To demonstrate the MOLTO Knowledge Reasoning Infrastructure, the Patent retrieval prototype (by Milen Chechev from Ontotext in collaboration with the UPC and the UGOT teams), at http://molto-patents.ontotext.com, shows examples of queries in natural language to a set of patents in the pharmaceutical domain. Users can ask question in French and English like 'what are the active ingredients of "AMPICILLIN"', 'que sont les formes posologiques de "AMPICILLIN"'. The system is still under development: at present the online interface allows to browse the retrieved patents and returns the semantic annotations that explain why any particular patent has matched the user's criteria. Similar technology for knowledge retrieval is being applied also in the case of cultural heritage, namely with descriptions of artefacts from the museum of Gothenburg, in order to allow multilingual query and retrieval. For this task, an ad-hoc ontology has been created and its preliminary GF application grammar can be tested by selecting "Painting.pgf" at http://www.grammaticalframework.org/demos/minibar/minibar.html.

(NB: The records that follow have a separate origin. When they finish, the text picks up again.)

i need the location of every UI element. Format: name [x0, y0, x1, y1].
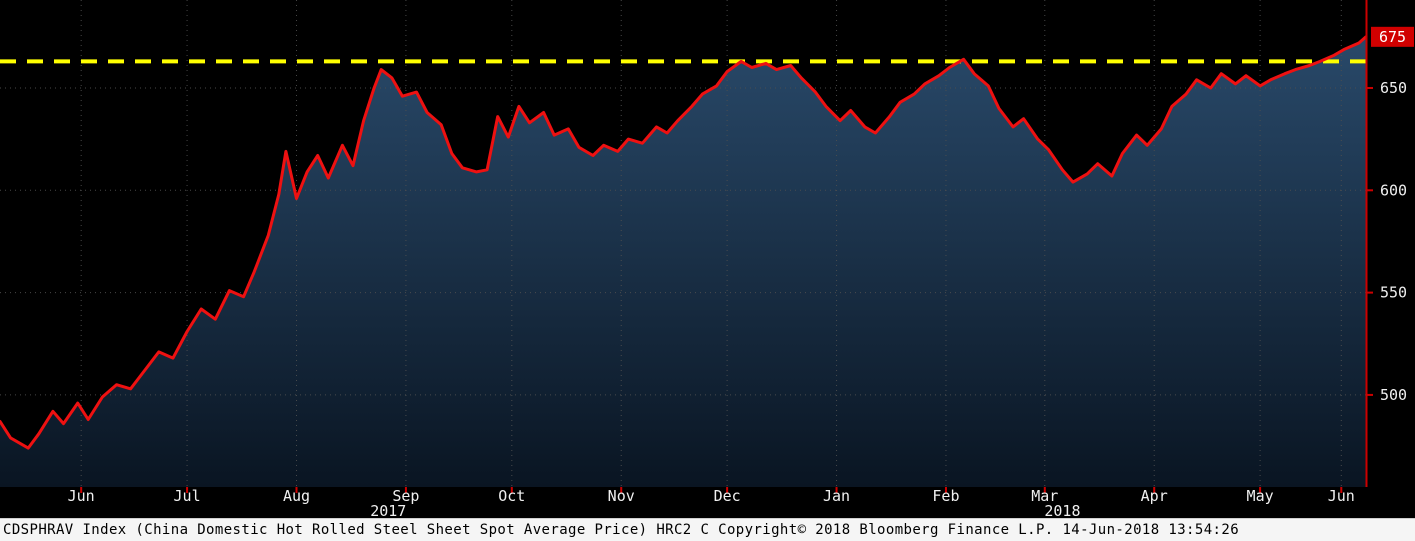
- last-price-marker: 675: [1371, 26, 1414, 47]
- y-tick-label: 650: [1380, 79, 1407, 97]
- y-axis-labels: 500 550 600 650: [1366, 79, 1407, 404]
- last-price-label: 675: [1379, 28, 1406, 46]
- last-price-box: [1371, 26, 1414, 47]
- month-label: Jun: [68, 487, 95, 505]
- month-label: Jul: [174, 487, 201, 505]
- month-label: Jan: [823, 487, 850, 505]
- y-tick-label: 500: [1380, 386, 1407, 404]
- month-label: Aug: [283, 487, 310, 505]
- chart-footer-bar: CDSPHRAV Index (China Domestic Hot Rolle…: [0, 518, 1415, 541]
- area-fill: [0, 36, 1366, 488]
- month-label: Oct: [498, 487, 525, 505]
- y-tick-label: 550: [1380, 284, 1407, 302]
- month-label: May: [1247, 487, 1274, 505]
- year-label: 2018: [1044, 502, 1080, 519]
- year-label: 2017: [370, 502, 406, 519]
- month-label: Feb: [932, 487, 959, 505]
- price-line: [0, 35, 1368, 450]
- month-label: Jun: [1328, 487, 1355, 505]
- month-label: Dec: [714, 487, 741, 505]
- vertical-gridlines: [80, 0, 1342, 487]
- x-axis-labels: Jun Jul Aug Sep Oct Nov Dec Jan Feb Mar Apr May Jun 2…: [68, 487, 1355, 519]
- month-label: Sep: [392, 487, 419, 505]
- y-tick-label: 600: [1380, 181, 1407, 199]
- month-label: Apr: [1141, 487, 1168, 505]
- month-label: Mar: [1031, 487, 1058, 505]
- footer-disclaimer-text: CDSPHRAV Index (China Domestic Hot Rolle…: [3, 522, 1240, 538]
- price-chart-canvas[interactable]: 500 550 600 650 675 Jun Jul Aug Sep Oct Nov Dec Jan F…: [0, 0, 1415, 519]
- month-label: Nov: [608, 487, 635, 505]
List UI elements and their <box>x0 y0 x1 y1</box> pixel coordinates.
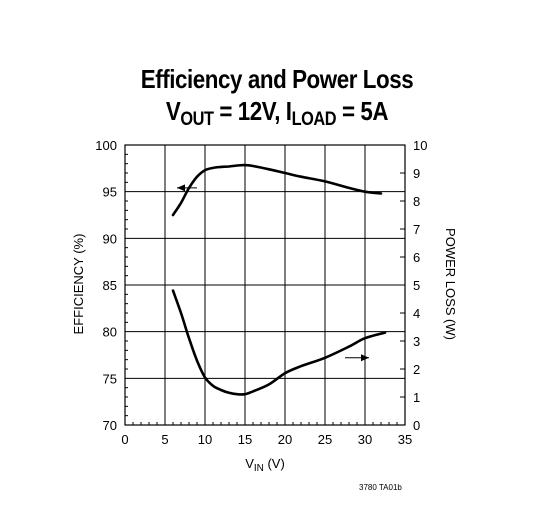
y-right-tick-label-8: 8 <box>413 194 420 209</box>
y-left-tick-label-1: 75 <box>103 371 117 386</box>
grid <box>124 144 406 426</box>
y-right-tick-label-5: 5 <box>413 278 420 293</box>
x-tick-label-6: 30 <box>358 432 372 447</box>
y-right-tick-label-0: 0 <box>413 418 420 433</box>
y-right-tick-label-7: 7 <box>413 222 420 237</box>
y-right-tick-label-3: 3 <box>413 334 420 349</box>
x-tick-label-0: 0 <box>121 432 128 447</box>
title-i-subscript: LOAD <box>291 109 337 130</box>
y-right-tick-label-6: 6 <box>413 250 420 265</box>
ticks: 0 5 10 15 20 25 30 35 70 75 80 85 90 95 100 0 1 2 3 4 5 6 7 8 9 1… <box>95 138 427 447</box>
y-left-tick-label-2: 80 <box>103 325 117 340</box>
x-axis-label-sub: IN <box>254 463 264 474</box>
y-right-tick-label-4: 4 <box>413 306 420 321</box>
x-axis-label: VIN (V) <box>245 456 285 474</box>
x-tick-label-5: 25 <box>318 432 332 447</box>
x-tick-label-7: 35 <box>398 432 412 447</box>
y-left-tick-label-0: 70 <box>103 418 117 433</box>
arrow-head-right <box>361 354 369 362</box>
x-axis-label-main: V <box>245 456 254 471</box>
arrow-head-left <box>177 184 185 192</box>
title-mid: = 12V, I <box>213 96 292 126</box>
title-end: = 5A <box>336 96 389 126</box>
title-v: V <box>165 96 181 126</box>
x-tick-label-3: 15 <box>238 432 252 447</box>
title-v-subscript: OUT <box>180 109 214 130</box>
figure-id: 3780 TA01b <box>359 483 402 492</box>
y-right-tick-label-10: 10 <box>413 138 427 153</box>
chart-title-line2: VOUT = 12V, ILOAD = 5A <box>39 96 515 131</box>
annotations <box>177 184 369 362</box>
y-left-tick-label-3: 85 <box>103 278 117 293</box>
x-tick-label-4: 20 <box>278 432 292 447</box>
y-left-tick-label-6: 100 <box>95 138 117 153</box>
y-right-tick-label-2: 2 <box>413 362 420 377</box>
y-left-tick-label-5: 95 <box>103 185 117 200</box>
x-axis-label-unit: (V) <box>264 456 285 471</box>
y-axis-left-label: EFFICIENCY (%) <box>71 234 86 335</box>
x-tick-label-1: 5 <box>161 432 168 447</box>
y-left-tick-label-4: 90 <box>103 231 117 246</box>
y-right-tick-label-1: 1 <box>413 390 420 405</box>
series <box>171 163 387 396</box>
efficiency-curve <box>171 163 383 217</box>
y-axis-right-label: POWER LOSS (W) <box>443 228 458 340</box>
y-right-tick-label-9: 9 <box>413 166 420 181</box>
chart-title-line1: Efficiency and Power Loss <box>140 64 414 94</box>
power-loss-curve <box>171 289 387 396</box>
x-tick-label-2: 10 <box>198 432 212 447</box>
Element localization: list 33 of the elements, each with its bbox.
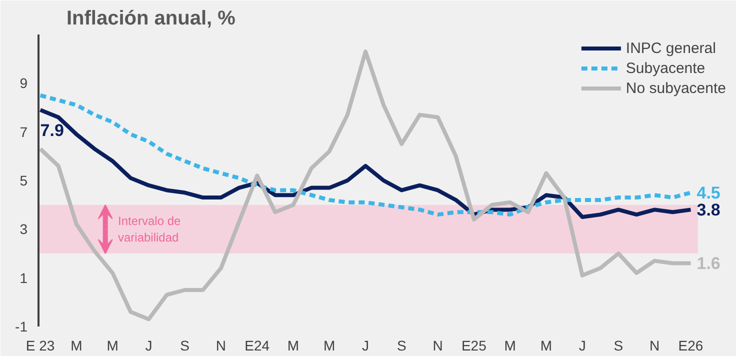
legend-label: INPC general [626,40,716,56]
x-tick-label: S [396,338,406,354]
x-tick-label: J [362,338,370,354]
x-tick-label: M [324,338,336,354]
y-tick-label: 7 [20,124,28,140]
x-tick-label: J [145,338,152,354]
data-label: 4.5 [696,184,720,203]
y-tick-label: 1 [20,270,28,286]
x-tick-label: M [540,338,552,354]
x-tick-label: M [287,338,300,354]
chart-title: Inflación anual, % [66,8,236,30]
data-label: 3.8 [696,200,720,220]
x-tick-label: M [504,338,516,354]
data-label: 7.9 [40,120,64,140]
x-tick-label: N [650,338,660,354]
band-label: Intervalo de variabilidad [118,214,182,245]
x-tick-label: S [614,338,624,354]
y-tick-label: 5 [20,172,28,188]
x-tick-label: J [578,338,586,354]
y-tick-label: -1 [15,318,28,334]
x-tick-label: M [70,338,82,354]
x-tick-label: N [432,338,443,354]
x-tick-label: E24 [244,338,270,354]
legend-label: No subyacente [626,80,726,96]
y-tick-label: 3 [20,221,28,238]
x-tick-label: E 23 [26,338,55,354]
x-tick-label: E25 [461,338,487,354]
x-tick-label: M [106,338,118,354]
x-tick-label: S [180,338,190,354]
y-tick-label: 9 [20,75,28,92]
legend-label: Subyacente [626,60,706,76]
x-tick-label: N [216,338,226,354]
x-tick-label: E26 [678,338,704,354]
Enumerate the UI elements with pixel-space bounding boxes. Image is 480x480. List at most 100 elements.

The MOLTO translation environment is being developed (by UHEL with contributions of UGOT) as a customization the GlobalSight translation system (www.globalsight.com). The aim is to be able to embed MOLTO translation tools to a third-party translation platform. MOLTO tools are designed with a focus only on translation. GlobalSight is an open source translation management platform, which provides the infrastructure needed in a professional translation workflow. More specifically, a MOLTO translation editor will be available on the side of conventional editors and be characterized by the possibility of fetching terms from the FactForge ontology via the TermFactory database, allowing to import and export terms in TermFactory. Terminology work is also supported by OntoR, an ontology extraction system (by Seppo Nyrkkö) implemented as s semi-supervised machine learning process, where new term dictionary candidates may be found in given text, by finding "closest matches" in previously known _ontologies_ (i.e. hierarchical vocabulary, term structure, usually industry or domain specific). A corpus-harvested new term can be _aligned_ with its closest matches in an prior existing term ontology. New term's functional and semantic environment is analyzed, and the feature variables extracted are compared to values of previously known terms. The user is given the supervision control to decide the best alignment match and thus refine the ontology incrementally. These tools are not yet ready for distribution but a preview can be seen during the project meetings' open days.